Enough is enough, I am tired, please stop killing us, am I next? are just a few examples of the phrases that are regularly expressed by South African womxn when news of femicide victims becomes unbearably suffocating.


Pleas for government intervention continuously prove ineffective as Cyril Ramaphosa’s preferred response is to employ empty medical metaphors that liken the prevalence of gender-based violence and femicide to cancers and diseases. Similarly, in fruitless fashion, Police Minister Bheki Cele showed us that policing our alcohol consumption meant more to him during the first two months of lockdown than the increase in reported cases of gender-based violence.





Sparked by the murder of Tshegofatso Pule, as well as the killings of Naledi Phangindawo, Sibongisa Gabada, Liyabona Mabishi and Elma Roybn Monstumi, the past couple of weeks have seen another momentary episode of moral panic over gender-based violence and femicide in the country. This time our president has decided on utilising corona rhetoric in gender-based violence as South Africa’s “second pandemic”. Another medical metaphor that does nothing to address the lack of urgency in a national crisis that he declared last year.


Desperate to be allowed to live, womxn are not only trying to get the government to give a damn. We are also begging men to finally show up by actively participating in an end to the toxic masculinity that is fertile breeding ground for gender-based violence and femicide. To stop being complacent and rape apologists. To stop with the “not all men” that is as useful as proclaiming “what about farm murders". To do what appears to be so incredibly difficult—to stop beating, raping and killing us.

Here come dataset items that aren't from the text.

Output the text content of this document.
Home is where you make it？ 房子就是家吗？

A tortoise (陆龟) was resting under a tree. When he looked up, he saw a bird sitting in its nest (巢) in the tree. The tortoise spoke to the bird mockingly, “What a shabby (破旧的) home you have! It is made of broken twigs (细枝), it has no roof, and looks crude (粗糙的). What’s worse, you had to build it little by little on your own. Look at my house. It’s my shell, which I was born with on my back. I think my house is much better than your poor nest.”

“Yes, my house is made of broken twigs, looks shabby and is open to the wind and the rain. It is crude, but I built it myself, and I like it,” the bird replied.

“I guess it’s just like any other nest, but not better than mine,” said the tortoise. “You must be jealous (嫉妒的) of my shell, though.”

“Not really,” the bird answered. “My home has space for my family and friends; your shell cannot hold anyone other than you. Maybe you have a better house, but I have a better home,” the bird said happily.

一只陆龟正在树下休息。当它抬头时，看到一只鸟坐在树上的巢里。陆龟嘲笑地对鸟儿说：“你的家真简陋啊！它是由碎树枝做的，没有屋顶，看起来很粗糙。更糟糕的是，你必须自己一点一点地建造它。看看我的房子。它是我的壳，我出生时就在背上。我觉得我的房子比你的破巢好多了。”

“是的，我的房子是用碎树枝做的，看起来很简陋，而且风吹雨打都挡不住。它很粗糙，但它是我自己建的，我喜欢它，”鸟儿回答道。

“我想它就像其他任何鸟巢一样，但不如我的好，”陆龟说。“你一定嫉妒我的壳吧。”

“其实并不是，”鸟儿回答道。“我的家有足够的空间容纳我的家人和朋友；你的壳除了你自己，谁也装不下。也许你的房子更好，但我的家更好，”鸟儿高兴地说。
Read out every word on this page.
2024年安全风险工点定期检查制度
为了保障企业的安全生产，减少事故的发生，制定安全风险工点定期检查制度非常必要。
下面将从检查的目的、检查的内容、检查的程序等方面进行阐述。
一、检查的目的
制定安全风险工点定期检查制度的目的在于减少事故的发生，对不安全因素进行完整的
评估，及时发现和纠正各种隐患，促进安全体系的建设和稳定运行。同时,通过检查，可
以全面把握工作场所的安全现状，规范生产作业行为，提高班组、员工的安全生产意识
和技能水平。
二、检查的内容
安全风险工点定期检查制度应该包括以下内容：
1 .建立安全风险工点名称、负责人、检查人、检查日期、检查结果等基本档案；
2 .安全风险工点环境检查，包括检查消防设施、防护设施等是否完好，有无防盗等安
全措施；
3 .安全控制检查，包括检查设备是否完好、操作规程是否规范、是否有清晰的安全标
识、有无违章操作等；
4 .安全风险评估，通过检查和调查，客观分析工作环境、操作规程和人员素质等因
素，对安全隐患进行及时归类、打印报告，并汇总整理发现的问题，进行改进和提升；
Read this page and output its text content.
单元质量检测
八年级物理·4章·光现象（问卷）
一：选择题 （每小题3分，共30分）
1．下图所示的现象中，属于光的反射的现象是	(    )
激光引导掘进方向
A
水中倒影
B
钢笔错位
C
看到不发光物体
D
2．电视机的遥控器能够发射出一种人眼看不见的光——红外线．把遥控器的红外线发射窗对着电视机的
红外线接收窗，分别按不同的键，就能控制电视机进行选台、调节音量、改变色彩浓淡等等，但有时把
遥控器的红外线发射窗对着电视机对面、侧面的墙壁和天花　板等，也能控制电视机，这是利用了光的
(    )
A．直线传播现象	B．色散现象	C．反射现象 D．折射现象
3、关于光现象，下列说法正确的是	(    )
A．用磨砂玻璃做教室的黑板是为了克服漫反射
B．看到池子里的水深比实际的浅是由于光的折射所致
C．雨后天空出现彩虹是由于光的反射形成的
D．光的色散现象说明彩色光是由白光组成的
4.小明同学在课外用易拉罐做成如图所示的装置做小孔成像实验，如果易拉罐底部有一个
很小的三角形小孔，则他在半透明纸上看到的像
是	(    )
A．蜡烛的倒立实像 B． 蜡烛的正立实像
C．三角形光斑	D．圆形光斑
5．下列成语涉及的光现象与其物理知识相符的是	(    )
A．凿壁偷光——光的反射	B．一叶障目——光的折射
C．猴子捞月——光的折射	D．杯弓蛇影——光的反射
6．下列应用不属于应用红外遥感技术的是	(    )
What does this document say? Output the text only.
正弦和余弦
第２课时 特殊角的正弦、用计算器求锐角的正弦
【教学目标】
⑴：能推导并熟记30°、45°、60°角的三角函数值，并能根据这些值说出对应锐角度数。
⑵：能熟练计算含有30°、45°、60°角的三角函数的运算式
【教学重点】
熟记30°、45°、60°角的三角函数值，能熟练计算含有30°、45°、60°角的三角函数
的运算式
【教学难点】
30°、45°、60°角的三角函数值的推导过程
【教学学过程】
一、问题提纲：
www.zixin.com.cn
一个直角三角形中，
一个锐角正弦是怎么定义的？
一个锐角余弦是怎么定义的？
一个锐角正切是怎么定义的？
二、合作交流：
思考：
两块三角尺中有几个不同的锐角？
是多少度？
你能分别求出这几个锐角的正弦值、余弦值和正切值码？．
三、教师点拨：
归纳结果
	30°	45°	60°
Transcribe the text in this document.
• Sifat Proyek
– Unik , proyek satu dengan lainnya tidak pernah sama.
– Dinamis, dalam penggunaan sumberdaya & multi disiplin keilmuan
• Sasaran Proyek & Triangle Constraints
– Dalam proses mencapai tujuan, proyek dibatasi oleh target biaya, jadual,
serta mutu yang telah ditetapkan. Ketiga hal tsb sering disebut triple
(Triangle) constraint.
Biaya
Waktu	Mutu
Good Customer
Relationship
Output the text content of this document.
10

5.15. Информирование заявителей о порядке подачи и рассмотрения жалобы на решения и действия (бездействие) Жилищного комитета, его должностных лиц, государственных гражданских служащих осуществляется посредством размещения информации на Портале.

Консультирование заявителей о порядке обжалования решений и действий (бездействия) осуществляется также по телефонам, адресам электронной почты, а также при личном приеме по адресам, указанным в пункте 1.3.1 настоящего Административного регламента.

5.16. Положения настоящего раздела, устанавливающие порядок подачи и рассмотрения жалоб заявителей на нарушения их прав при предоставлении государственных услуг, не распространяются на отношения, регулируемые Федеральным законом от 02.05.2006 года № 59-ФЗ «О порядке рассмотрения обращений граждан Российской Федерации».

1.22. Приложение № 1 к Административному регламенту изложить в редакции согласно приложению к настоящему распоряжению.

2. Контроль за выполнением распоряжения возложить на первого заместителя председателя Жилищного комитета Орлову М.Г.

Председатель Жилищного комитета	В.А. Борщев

At a local vigil that I helped organise, I listened to a young womxn as she spoke to those in attendance. In her passionate address to those who came out on a cold Johannesburg morning to participate in bringing attention to Black female lives in the Black Lives Matter movement, she highlighted a shortcoming in androcentric--male-centred--gender-based violence activism and its slogan ‘not our women’.





“ ’Not our womxn’, like you own us. We are not yours”, she made clear to the men and media in the crowd. Her words were powerful and resonated with the peaceful protestors because what was said was true. The womxn exemplified the entitlement over womxn that men have in this country.


No more than 30 seconds after she concluded, a young man took centre stage to speak on his outrage and condemnation of gender-based violence and femicide. “Not our women!” he began his statement. The man was swiftly corrected and told: “we are not yours”. He muttered an apology and continued with his speech. It took but a few sentences for him to repeat the phrase “not our women”, obviously not at all getting nor absorbing the lesson that had been shared a minute or so prior. He had to be reminded, again, that womxn do not belong to men.



Later that day, I was sent a flyer that reflected the very problem with androcentric gender-based violence activism that I had witnessed at the vigil. The flyer I was sent was for a march against gender-based violence and femicide for men and boys. The march was titled ‘not our women’.


Androcentric activism against gender-based violence and femicide is missing the mark and it shows. The fundamental issue with South African masculinity as it relates to gender-based violence is the patriarchal sense of ownership men have over womxn. It is a masculinity that is entitled and yet dangerously fragile. Dangerously fragile in a way that expresses itself through violence, rape and murder.